One of the few things I remember learning that still makes a lot of sense to me was Cornel's categorization of the organic intellectual. That and Paulo Friere's pedagogy were the first inkling I got that I was not simply a piker who thought he was smarter than he actually was, but that perhaps my originality was something of value. I only had the smallest clue when I read some quote, I think by Voltaire, about the sciences confirming the humanities and vice-versa. Sure I knew about computer programming, but what did I know about life, and writing essays, and understanding whatever it is that liberal artists understand? It wasn't until my thirties that I finally got over my elbow patch envy. Before that, all I could say was that yes, I did read and enjoy John Updike.

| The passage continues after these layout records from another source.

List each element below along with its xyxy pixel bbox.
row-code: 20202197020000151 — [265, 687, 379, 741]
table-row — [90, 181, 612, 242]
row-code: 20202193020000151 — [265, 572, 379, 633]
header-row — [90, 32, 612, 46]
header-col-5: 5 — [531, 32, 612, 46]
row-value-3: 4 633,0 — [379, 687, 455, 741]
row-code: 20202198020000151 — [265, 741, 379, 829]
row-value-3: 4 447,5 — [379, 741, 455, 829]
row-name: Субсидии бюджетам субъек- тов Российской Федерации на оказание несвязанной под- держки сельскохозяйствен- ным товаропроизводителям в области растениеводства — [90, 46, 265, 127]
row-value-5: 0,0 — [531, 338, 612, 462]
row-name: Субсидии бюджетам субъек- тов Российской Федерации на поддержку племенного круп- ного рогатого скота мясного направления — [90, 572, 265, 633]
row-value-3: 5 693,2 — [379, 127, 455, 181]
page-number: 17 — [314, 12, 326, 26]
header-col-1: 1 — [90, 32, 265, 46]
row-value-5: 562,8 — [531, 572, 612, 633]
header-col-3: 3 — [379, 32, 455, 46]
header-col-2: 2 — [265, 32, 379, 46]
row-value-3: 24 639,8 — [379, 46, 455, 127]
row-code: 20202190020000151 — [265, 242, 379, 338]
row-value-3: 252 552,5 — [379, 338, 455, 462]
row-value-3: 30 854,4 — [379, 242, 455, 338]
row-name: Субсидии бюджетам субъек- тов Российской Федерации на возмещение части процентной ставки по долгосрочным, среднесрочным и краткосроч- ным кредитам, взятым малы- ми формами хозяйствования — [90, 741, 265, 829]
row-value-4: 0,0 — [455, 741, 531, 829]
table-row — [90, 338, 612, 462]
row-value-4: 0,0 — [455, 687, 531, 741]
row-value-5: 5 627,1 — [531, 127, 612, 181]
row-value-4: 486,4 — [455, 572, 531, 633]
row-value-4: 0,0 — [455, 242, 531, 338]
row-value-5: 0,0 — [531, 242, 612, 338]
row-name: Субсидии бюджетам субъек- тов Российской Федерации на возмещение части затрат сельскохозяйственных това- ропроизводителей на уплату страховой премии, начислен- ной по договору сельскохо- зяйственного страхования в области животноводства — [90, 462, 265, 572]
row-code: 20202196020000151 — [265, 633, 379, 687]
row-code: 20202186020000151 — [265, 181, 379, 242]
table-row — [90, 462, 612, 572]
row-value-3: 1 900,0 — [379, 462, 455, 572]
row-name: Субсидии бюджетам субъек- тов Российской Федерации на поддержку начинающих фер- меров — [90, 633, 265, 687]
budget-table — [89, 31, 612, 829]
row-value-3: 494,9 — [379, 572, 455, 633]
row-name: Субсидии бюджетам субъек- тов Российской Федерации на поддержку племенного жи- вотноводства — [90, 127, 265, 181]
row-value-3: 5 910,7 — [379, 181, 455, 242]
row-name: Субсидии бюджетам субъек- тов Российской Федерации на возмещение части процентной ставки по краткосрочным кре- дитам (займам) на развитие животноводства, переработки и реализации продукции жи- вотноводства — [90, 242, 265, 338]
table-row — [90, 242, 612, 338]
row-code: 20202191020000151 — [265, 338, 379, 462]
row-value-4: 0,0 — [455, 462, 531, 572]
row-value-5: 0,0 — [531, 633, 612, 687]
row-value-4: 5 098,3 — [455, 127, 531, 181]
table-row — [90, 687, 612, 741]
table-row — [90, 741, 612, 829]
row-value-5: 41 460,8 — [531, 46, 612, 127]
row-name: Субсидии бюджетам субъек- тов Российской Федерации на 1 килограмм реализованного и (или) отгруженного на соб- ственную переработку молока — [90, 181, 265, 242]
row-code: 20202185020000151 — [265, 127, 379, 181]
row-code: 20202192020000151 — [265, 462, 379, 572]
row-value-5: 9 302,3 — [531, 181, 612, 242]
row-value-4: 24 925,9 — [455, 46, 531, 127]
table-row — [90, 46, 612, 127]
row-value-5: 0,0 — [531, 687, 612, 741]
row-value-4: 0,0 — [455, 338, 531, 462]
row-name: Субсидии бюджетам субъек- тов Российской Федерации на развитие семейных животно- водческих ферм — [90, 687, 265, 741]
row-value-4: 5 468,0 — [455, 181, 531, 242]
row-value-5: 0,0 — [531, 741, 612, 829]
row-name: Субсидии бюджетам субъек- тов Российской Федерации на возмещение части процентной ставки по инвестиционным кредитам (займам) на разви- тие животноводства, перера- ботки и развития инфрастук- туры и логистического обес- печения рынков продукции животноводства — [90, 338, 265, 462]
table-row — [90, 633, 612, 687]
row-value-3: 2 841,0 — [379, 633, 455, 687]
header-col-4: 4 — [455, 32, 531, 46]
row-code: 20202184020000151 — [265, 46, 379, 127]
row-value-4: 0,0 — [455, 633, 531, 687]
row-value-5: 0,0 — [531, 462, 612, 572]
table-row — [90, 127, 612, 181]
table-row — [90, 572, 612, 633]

None of that alters the fact that I could save myself and others a great deal of time by knowing when and when not to quote Weber (or Pete Garrison or James Lemon). Others may have the academic equivalent of a relief map and a GPS nevertheless, I still feel the thrill of getting to good sized ideas by dead reckoning. And so I have used the augmentation of the computer mediated communications to good effect, happily linking here and there and using its socratic interactivity to slake my thirst.

Sooner or later this may be all there is to much of academic research. It will all be there in some academic blogosphere. Instead of a million monkeys, there will be a million scholars worldwide who will finally rest, having made it all plain as day for anyone who would bother querying the interface. And so the future of reality television may be assured after all. We'll require an age of kicking up dust in realtime, a rebirth of poofy sleeves, skin tight britches and swordplay. Once the Interpretation Algorithm begins cranking out Strunk-perfect conjectures on all soft thought we can go out and play.

Today, writers write to get paid, and they speak, or so it seems to an outsider, ever mindful of what others steeped in the same fluids might absorb. There is a good deal of contempt in all that which I have taken personally over the years in my attempts to insinuate myself into various conversations. It reminds me of a comment I recall vividly from a dreadhead assistant professor holding court in the corner of some Fort Greene model's brownstone party. He was talking about how arrogant whitefolks would take issue with him on some topic or another. He would then drop the bomb that he was a he was a university professor at a top ranked school and that these same whitefolks would save money their entire lives so that their kids could sit in his class. For what? So they could say the man in dreads is just acting black. OK so that's tangential, but what if it's not?

What if the answers are all there and what we really like to do is fuss about them just because we're not ready to shutup and listen? Or perhaps nobody has the time and energy to organize the answers better, and their minds are cluttered with ultimately insignificant nuances. The more words published, the lower their value, especially if they're all mostly right. I'm not suggesting that an Interpretation Engine replace college professors, but that like chess computers, it gives them an opportunity to admit that they're in it for the fun of the exchange and banter - that any idiot script kiddie could know the difference between Lemon and Garrison; that most academic publication is like Obfuscated Perl Contests.

As it turns out, MIT is revolutionizing education by giving it away. This is the fissure that may crack much of academia wide open. More power to them.